- Episode no.: Season 3 Episode 7
- Directed by: Mark Ervin
- Story by: Jeff Westbrook; David X. Cohen;
- Teleplay by: Jeff Westbrook
- Production code: 3ACV07
- Original air date: February 18, 2001

Episode features
- Opening caption: 80% Entertainment By Volume
- Opening cartoon: "Art for Art's Sake" (1934)

Episode chronology
| ← Previous "Bendless Love" | Next → "That's Lobstertainment!" |
- Futurama season 3

= The Day the Earth Stood Stupid =

"The Day the Earth Stood Stupid" is the seventh episode in the third season of the American animated television series Futurama, and the 39th episode of the series overall. It originally aired on the Fox network in the United States on February 18, 2001. The title of this episode is a play on the title of the 1951 science fiction film, The Day the Earth Stood Still.

==Plot==
Leela is entering Nibbler in a pet show on Earth.
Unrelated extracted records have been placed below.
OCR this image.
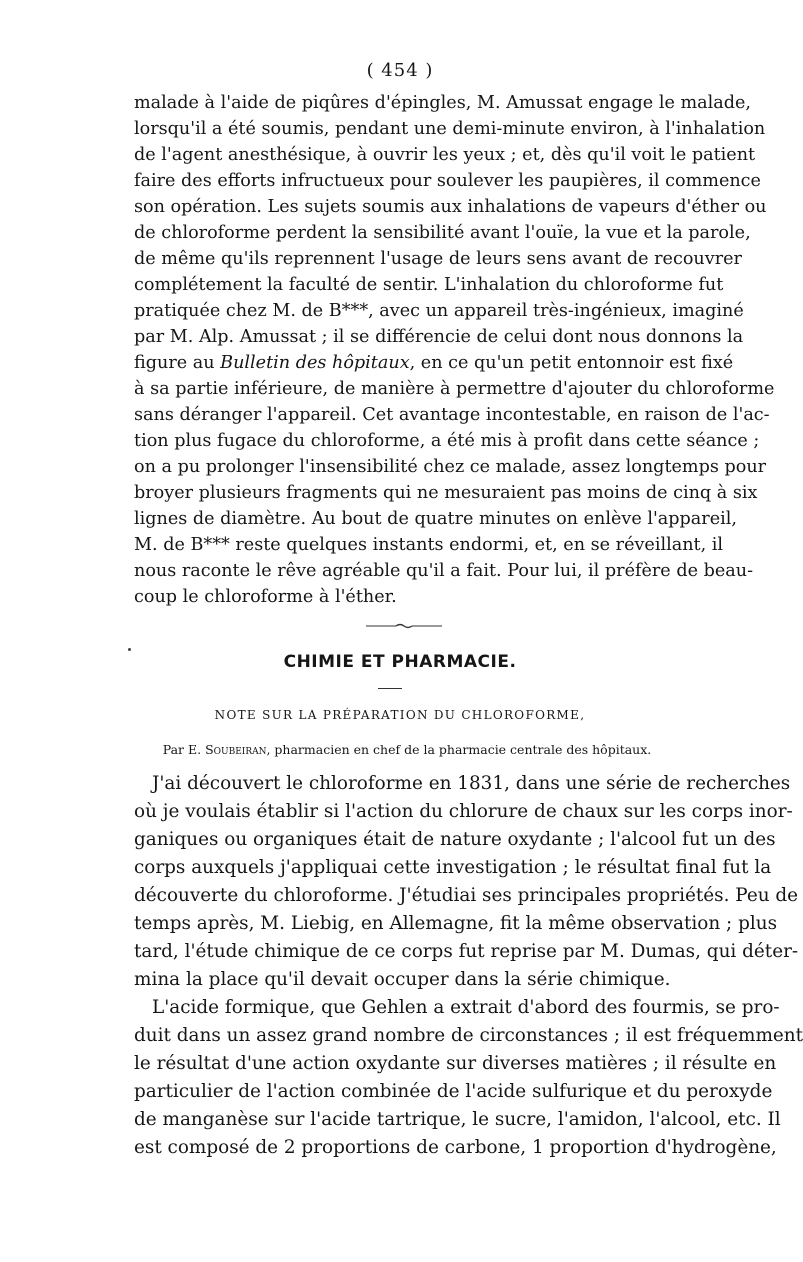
( 454 )
malade à l'aide de piqûres d'épingles, M. Amussat engage le malade,
lorsqu'il a été soumis, pendant une demi-minute environ, à l'inhalation
de l'agent anesthésique, à ouvrir les yeux ; et, dès qu'il voit le patient
faire des efforts infructueux pour soulever les paupières, il commence
son opération. Les sujets soumis aux inhalations de vapeurs d'éther ou
de chloroforme perdent la sensibilité avant l'ouïe, la vue et la parole,
de même qu'ils reprennent l'usage de leurs sens avant de recouvrer
complétement la faculté de sentir. L'inhalation du chloroforme fut
pratiquée chez M. de B***, avec un appareil très-ingénieux, imaginé
par M. Alp. Amussat ; il se différencie de celui dont nous donnons la
figure au Bulletin des hôpitaux, en ce qu'un petit entonnoir est fixé
à sa partie inférieure, de manière à permettre d'ajouter du chloroforme
sans déranger l'appareil. Cet avantage incontestable, en raison de l'ac-
tion plus fugace du chloroforme, a été mis à profit dans cette séance ;
on a pu prolonger l'insensibilité chez ce malade, assez longtemps pour
broyer plusieurs fragments qui ne mesuraient pas moins de cinq à six
lignes de diamètre. Au bout de quatre minutes on enlève l'appareil,
M. de B*** reste quelques instants endormi, et, en se réveillant, il
nous raconte le rêve agréable qu'il a fait. Pour lui, il préfère de beau-
coup le chloroforme à l'éther.
CHIMIE ET PHARMACIE.
NOTE SUR LA PRÉPARATION DU CHLOROFORME,
Par E. Soubeiran, pharmacien en chef de la pharmacie centrale des hôpitaux.
J'ai découvert le chloroforme en 1831, dans une série de recherches
où je voulais établir si l'action du chlorure de chaux sur les corps inor-
ganiques ou organiques était de nature oxydante ; l'alcool fut un des
corps auxquels j'appliquai cette investigation ; le résultat final fut la
découverte du chloroforme. J'étudiai ses principales propriétés. Peu de
temps après, M. Liebig, en Allemagne, fit la même observation ; plus
tard, l'étude chimique de ce corps fut reprise par M. Dumas, qui déter-
mina la place qu'il devait occuper dans la série chimique.
L'acide formique, que Gehlen a extrait d'abord des fourmis, se pro-
duit dans un assez grand nombre de circonstances ; il est fréquemment
le résultat d'une action oxydante sur diverses matières ; il résulte en
particulier de l'action combinée de l'acide sulfurique et du peroxyde
de manganèse sur l'acide tartrique, le sucre, l'amidon, l'alcool, etc. Il
est composé de 2 proportions de carbone, 1 proportion d'hydrogène,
After hearing that the top prize is $500 and a year's supply of dog food, Bender and Zoidberg also enter. After a series of tests, the Hypnotoad wins by hypnotizing the judges. Nibbler is crowned the "dumbest pet in show" while Bender and Zoidberg the "whooping terrier" win second prize, much to Bender's disappointment.

Later, the Planet Express staff discusses an ominous trail of destroyed planets leading toward Earth. Nibbler begins gibbering worriedly and runs away. Tracking Nibbler to an alley, Leela is inexplicably attacked by giant floating brains and sees Nibbler, who has donned a uniform and is piloting a tiny flying saucer as he regretfully prepares to leave Earth. When the brains continue to attack Leela, Nibbler has a change of heart and rescues Leela, letting her on his ship. As they fly away from Earth, Nibbler explains to Leela telepathically that he is a Nibblonian ambassador sent to observe humans in secret.

The next morning, brains start sending blue beams at buildings, and Fry discovers that all the citizens of New New York have been rendered stupid, except himself. Meanwhile, Nibbler and Leela travel to the planet Eternium, at the exact center of the universe. There, in the Hall of Forever, a Nibblonian council tells Leela of the threat of the Brain spawn, the giant brains that have invaded Earth and are attempting to wipe out all thought in the universe. While the Nibblonians have been fighting them since the beginning of the universe, they are powerless against the Brain spawns' powers of stupidity. Fry is the only being in the universe immune to the Brain spawns' mental attack, and is the only one capable of combating them and their leader. They explain to her that once she re-enters the Earth's atmosphere, she will become too dumb to remember, so they write the information on a note and pin it to her clothing.

Leela arrives on Earth to tell Fry of his mission, but he takes the note, blows his nose on it, and throws it into a burning fireplace. Leela has retained just enough of her intelligence to remember the Nibblonians' message. Fry seeks the leader of the brains at the New New York Public Library, reasoning that a leader of big brains would be a big nerd and would go to a library. Fry discovers that thinking hurts the brains, but the brain leader traps Fry and Leela in a mental realm based on Moby-Dick. Fry and Leela pursue the giant brain through The Adventures of Tom Sawyer and gain help from Captain Ahab, Queequeg, and Tom Sawyer, and into Pride and Prejudice. Fry breaks free of the illusion, and quickly writes a story in which he is crushed to death by a bookcase, one riddled with "plot holes and spelling errors". In accordance with the story, the giant brain announces it is leaving Earth "for no raisin" (Fry's misspelling of "reason"), and the people of Earth regain their intelligence. The remaining brains are devoured by the Nibblonians. Other than the Nibblonians, Fry is the only other one to have any recollection of the event, and no one believes his story. Nibbler returns to his undercover position observing Earth as Leela's adorable pet.

==Production==
Fry's immunity to the Brainspawn's attacks is due to his lack of the Delta brainwave which is revealed in this episode and referred to again in "The Why of Fry". This deficiency is caused by the events of the episode "Roswell That Ends Well" when Fry becomes his own grandfather after having sex with the woman who turns out to be his grandmother. In the DVD commentary for "The Why of Fry", executive producers Matt Groening and David X. Cohen point out that they had intended to give Fry a larger purpose for coming to the future since the pilot episode, but had held off on developing that idea until the fourth season.

This is the first episode featuring the Hypnotoad, whom Matt Groening identifies as his favorite character.

==Broadcast and reception==
In its original airing this episode was in a three way tie for 78th for the week with a 4.9 rating/9 share. In 2006, IGN ranked the episode as number eighteen in their list of the top 25 episodes of Futurama.